Springsteen is ambivalent about the song "No Surrender" to this day: "Stevie [Van Zandt] convinced me to keep that song. I remember at the time thinking it's too glib. It's too glib. I think I still think that. But at the same time, Stevie said, 'No, no, no, it's about the band, the brotherhood of the band, and the fans.' At that time I gave him the benefit of the doubt, and I said, 'Okay. Let's put it on.' We play it a lot. We played it an awful lot ever since. But I was always a little frightened of it. And the whole record, I always have mixed feelings about."
The story behind "Brilliant Disguise": "That's the conversation. I was marking the conversation that everybody's having around 2:30 a.m. in the bar, right when everybody starts looking pretty good. That was my little last call."
And the most important lesson he learned over the course of a life in rock 'n' roll: "Particularly if your art and your music is something you clung to as a life preserver as something of a safe space, you think you can live there. All artists at some point I think believe they can live within their art. And what you learn either quickly, or painfully and slowly, is that you can't. At the end of the day, it's just your job. It's just your work. And life awaits you outside of those things. And so once you get outside of those things, you let the world happen to you.

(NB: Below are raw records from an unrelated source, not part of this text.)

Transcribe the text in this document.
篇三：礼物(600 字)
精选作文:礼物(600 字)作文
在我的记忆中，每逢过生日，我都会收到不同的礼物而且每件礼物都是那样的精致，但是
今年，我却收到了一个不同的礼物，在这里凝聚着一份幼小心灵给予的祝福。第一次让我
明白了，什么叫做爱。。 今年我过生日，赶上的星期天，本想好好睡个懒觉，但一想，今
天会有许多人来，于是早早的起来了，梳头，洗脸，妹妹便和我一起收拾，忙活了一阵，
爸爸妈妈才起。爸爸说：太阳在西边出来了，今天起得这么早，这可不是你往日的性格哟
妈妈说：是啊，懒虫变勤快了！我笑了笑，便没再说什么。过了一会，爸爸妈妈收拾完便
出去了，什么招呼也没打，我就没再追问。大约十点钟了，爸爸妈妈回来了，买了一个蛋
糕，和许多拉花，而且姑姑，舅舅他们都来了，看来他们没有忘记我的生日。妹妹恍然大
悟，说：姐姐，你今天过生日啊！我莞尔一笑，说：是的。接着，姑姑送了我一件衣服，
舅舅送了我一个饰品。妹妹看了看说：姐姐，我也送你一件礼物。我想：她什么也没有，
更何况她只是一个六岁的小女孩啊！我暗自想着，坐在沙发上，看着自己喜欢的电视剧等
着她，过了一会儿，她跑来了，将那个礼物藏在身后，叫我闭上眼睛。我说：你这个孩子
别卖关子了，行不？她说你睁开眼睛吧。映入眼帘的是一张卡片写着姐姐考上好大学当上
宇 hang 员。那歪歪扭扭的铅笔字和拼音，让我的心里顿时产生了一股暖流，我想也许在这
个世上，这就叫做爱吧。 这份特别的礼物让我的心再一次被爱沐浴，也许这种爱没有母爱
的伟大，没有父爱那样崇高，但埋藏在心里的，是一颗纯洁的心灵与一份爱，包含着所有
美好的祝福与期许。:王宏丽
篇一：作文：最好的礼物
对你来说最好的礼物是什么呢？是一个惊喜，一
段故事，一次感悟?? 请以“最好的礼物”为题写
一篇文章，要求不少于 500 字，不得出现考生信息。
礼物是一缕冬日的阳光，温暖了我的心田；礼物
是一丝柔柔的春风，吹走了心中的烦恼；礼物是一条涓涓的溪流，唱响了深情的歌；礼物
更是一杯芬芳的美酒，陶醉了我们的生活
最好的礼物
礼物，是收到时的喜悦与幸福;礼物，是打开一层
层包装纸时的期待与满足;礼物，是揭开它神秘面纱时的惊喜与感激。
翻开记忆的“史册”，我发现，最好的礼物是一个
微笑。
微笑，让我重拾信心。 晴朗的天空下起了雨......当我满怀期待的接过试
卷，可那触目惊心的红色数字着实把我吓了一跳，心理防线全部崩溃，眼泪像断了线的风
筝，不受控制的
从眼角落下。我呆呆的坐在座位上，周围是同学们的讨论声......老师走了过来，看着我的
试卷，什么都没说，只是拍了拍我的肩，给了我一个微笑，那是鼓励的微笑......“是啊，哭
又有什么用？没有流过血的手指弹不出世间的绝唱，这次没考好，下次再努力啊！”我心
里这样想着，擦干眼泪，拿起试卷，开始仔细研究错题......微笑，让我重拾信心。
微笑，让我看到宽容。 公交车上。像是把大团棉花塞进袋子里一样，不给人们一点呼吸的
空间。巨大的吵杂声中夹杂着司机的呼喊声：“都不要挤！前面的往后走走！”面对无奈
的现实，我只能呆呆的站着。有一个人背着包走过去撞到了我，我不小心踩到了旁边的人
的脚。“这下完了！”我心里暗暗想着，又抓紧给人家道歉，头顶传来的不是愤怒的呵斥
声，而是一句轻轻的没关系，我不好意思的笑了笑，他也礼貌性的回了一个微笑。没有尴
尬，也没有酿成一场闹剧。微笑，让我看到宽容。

In music, we make our own little worlds. We make 'em, and we sell 'em to you, and you can live in them for a while, and they can be important—get you through the day, get you through the night, change the way you think, change the way you look, the way you dress, the way your approach your own life. Or they can just thrill you with three minutes of bliss. But they can't give you a life.
At the end of the day, we're all stuck on Earth here trying to carve out a life for ourselves. And so that took me a long time to learn that lesson, thanks to Patti [Scialfa]."